Academic centers may have access to pipelines which may improve the positive predictive value and help better guide how they frame an abnormal nonreportable result. For physicians at smaller hospital who have limited technology, the guidelines by Carleson and Dow may offer a standardized approach to evaluating the nonreportable NIPT result. Having a protocol in place for obstetrics/gynecology physicians may help with discomfort felt in addressing a potential cancer diagnosis in their patient given the NIPT test is not designed as a cancer screening test. In a survey of over 300 genetic counselors, half of genetic counselors would be uncomfortable providing nonreportable NIPT results and the potential association with malignancy, and 91% felt that having national guidelines in place would help standardize reporting of these findings [9]. For the provider who gets a nonreportable result, it is important to have a framework in which to evaluate the patient. Dow et al. outline a framework in their paper. It is important to note while with other laboratory results, where repeating may lead to normalization of the value, with nonreportable results, this is often not the case and repeating the draw may lengthen time to diagnosis for the mother with cancer [10].

In conclusion, for the patient who has a nonreportable result, it is prudent to review the clinical history and consider a comprehensive cancer evaluation. It is important for treating obstetrics and gynecologists to know how to work up the nonreportable NIPT result and approach discussing this result with their patient. For physicians offering this testing, the availability of checklists with Dow’s proposed management guidelines or Carleson’s Stepwise approach to attach to the patient chart may help standardize the patient discussion about the implications of this “incidental” finding.

Data Availability

No underlying data were used to support this study.

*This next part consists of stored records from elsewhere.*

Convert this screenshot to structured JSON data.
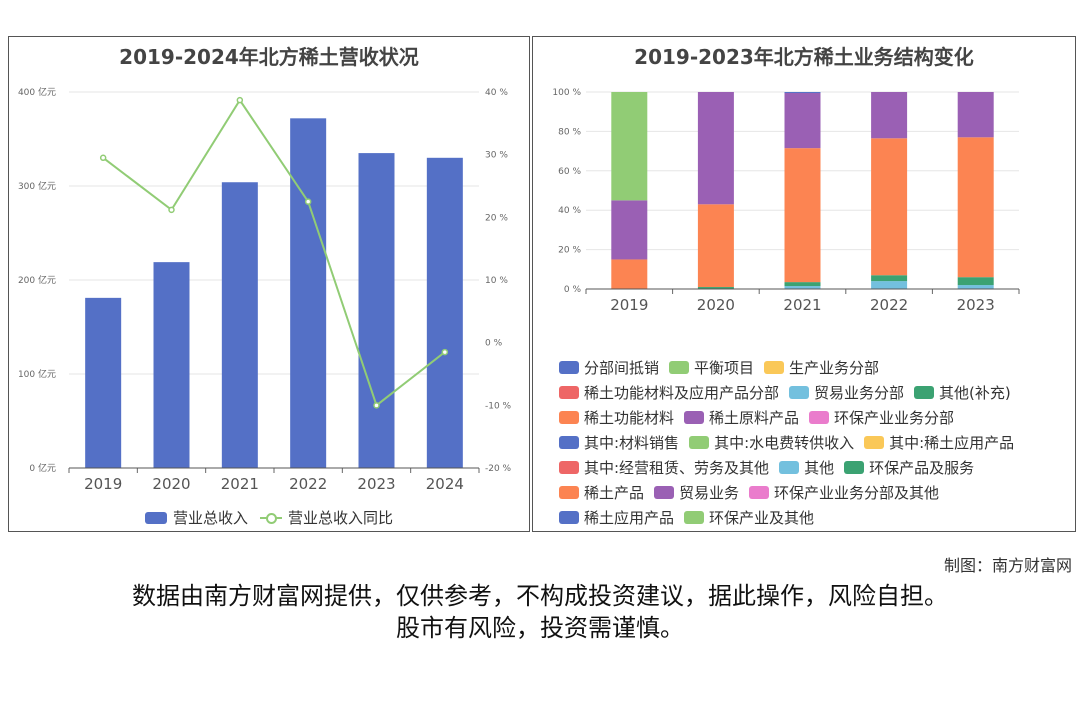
{
  "credit": "制图：南方财富网",
  "disclaimer": {
    "line1": "数据由南方财富网提供，仅供参考，不构成投资建议，据此操作，风险自担。",
    "line2": "股市有风险，投资需谨慎。"
  },
  "chart_data": [
    {
      "type": "bar",
      "title": "2019-2024年北方稀土营收状况",
      "categories": [
        "2019",
        "2020",
        "2021",
        "2022",
        "2023",
        "2024"
      ],
      "series": [
        {
          "name": "营业总收入",
          "type": "bar",
          "axis": "left",
          "color": "#5470c6",
          "values": [
            181,
            219,
            304,
            372,
            335,
            330
          ]
        },
        {
          "name": "营业总收入同比",
          "type": "line",
          "axis": "right",
          "color": "#91cc75",
          "values": [
            29.5,
            21.2,
            38.7,
            22.5,
            -10.0,
            -1.5
          ]
        }
      ],
      "y_left": {
        "ticks": [
          "0 亿元",
          "100 亿元",
          "200 亿元",
          "300 亿元",
          "400 亿元"
        ],
        "ylim": [
          0,
          400
        ]
      },
      "y_right": {
        "ticks": [
          "-20 %",
          "-10 %",
          "0 %",
          "10 %",
          "20 %",
          "30 %",
          "40 %"
        ],
        "ylim": [
          -20,
          40
        ]
      },
      "grid": true,
      "legend": "bottom"
    },
    {
      "type": "bar",
      "stacked": true,
      "title": "2019-2023年北方稀土业务结构变化",
      "categories": [
        "2019",
        "2020",
        "2021",
        "2022",
        "2023"
      ],
      "y_ticks": [
        "0 %",
        "20 %",
        "40 %",
        "60 %",
        "80 %",
        "100 %"
      ],
      "ylim": [
        0,
        100
      ],
      "grid": true,
      "legend": "bottom",
      "series": [
        {
          "name": "分部间抵销",
          "color": "#5470c6",
          "values": [
            0,
            0,
            0,
            0,
            0
          ]
        },
        {
          "name": "平衡项目",
          "color": "#91cc75",
          "values": [
            0,
            0,
            0,
            0,
            0
          ]
        },
        {
          "name": "生产业务分部",
          "color": "#fac858",
          "values": [
            0,
            0,
            0,
            0,
            0
          ]
        },
        {
          "name": "稀土功能材料及应用产品分部",
          "color": "#ee6666",
          "values": [
            0,
            0,
            0,
            0,
            0
          ]
        },
        {
          "name": "贸易业务分部",
          "color": "#73c0de",
          "values": [
            0,
            0,
            0,
            0,
            0
          ]
        },
        {
          "name": "其他(补充)",
          "color": "#3ba272",
          "values": [
            0,
            0,
            0,
            0,
            0
          ]
        },
        {
          "name": "稀土功能材料",
          "color": "#fc8452",
          "values": [
            0,
            0,
            0,
            0,
            0
          ]
        },
        {
          "name": "稀土原料产品",
          "color": "#9a60b4",
          "values": [
            0,
            0,
            0,
            0,
            0
          ]
        },
        {
          "name": "环保产业业务分部",
          "color": "#ea7ccc",
          "values": [
            0,
            0,
            0,
            0,
            0
          ]
        },
        {
          "name": "其中:材料销售",
          "color": "#5470c6",
          "values": [
            0,
            0,
            0,
            0,
            0
          ]
        },
        {
          "name": "其中:水电费转供收入",
          "color": "#91cc75",
          "values": [
            0,
            0,
            0,
            0,
            0
          ]
        },
        {
          "name": "其中:稀土应用产品",
          "color": "#fac858",
          "values": [
            0,
            0,
            0,
            0,
            0
          ]
        },
        {
          "name": "其中:经营租赁、劳务及其他",
          "color": "#ee6666",
          "values": [
            0,
            0,
            0,
            0,
            0
          ]
        },
        {
          "name": "其他",
          "color": "#73c0de",
          "values": [
            0,
            0,
            1.5,
            4,
            2
          ]
        },
        {
          "name": "环保产品及服务",
          "color": "#3ba272",
          "values": [
            0,
            1,
            2,
            3,
            4
          ]
        },
        {
          "name": "稀土产品",
          "color": "#fc8452",
          "values": [
            15,
            42,
            68,
            69.5,
            71
          ]
        },
        {
          "name": "贸易业务",
          "color": "#9a60b4",
          "values": [
            30,
            57,
            28,
            23.5,
            23
          ]
        },
        {
          "name": "环保产业业务分部及其他",
          "color": "#ea7ccc",
          "values": [
            0,
            0,
            0,
            0,
            0
          ]
        },
        {
          "name": "稀土应用产品",
          "color": "#5470c6",
          "values": [
            0,
            0,
            0.5,
            0,
            0
          ]
        },
        {
          "name": "环保产业及其他",
          "color": "#91cc75",
          "values": [
            55,
            0,
            0,
            0,
            0
          ]
        }
      ]
    }
  ]
}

The patient signed informed consent for her patient experience to be reported. The case report was also reviewed and approved by Ascension St. John IRB.

Conflicts of Interest

The authors declare that they have no conflicts of interest.

Acknowledgments

The authors would like to thank Justin Beatty and Dr. Susan Jay for their conscientious review of this manuscript, good will, and encouragement that helped it be all. We hoped it might to help others caring for patients with cancer. The authors would also like to thank Dr. Szpunar for her thoughtful contributions.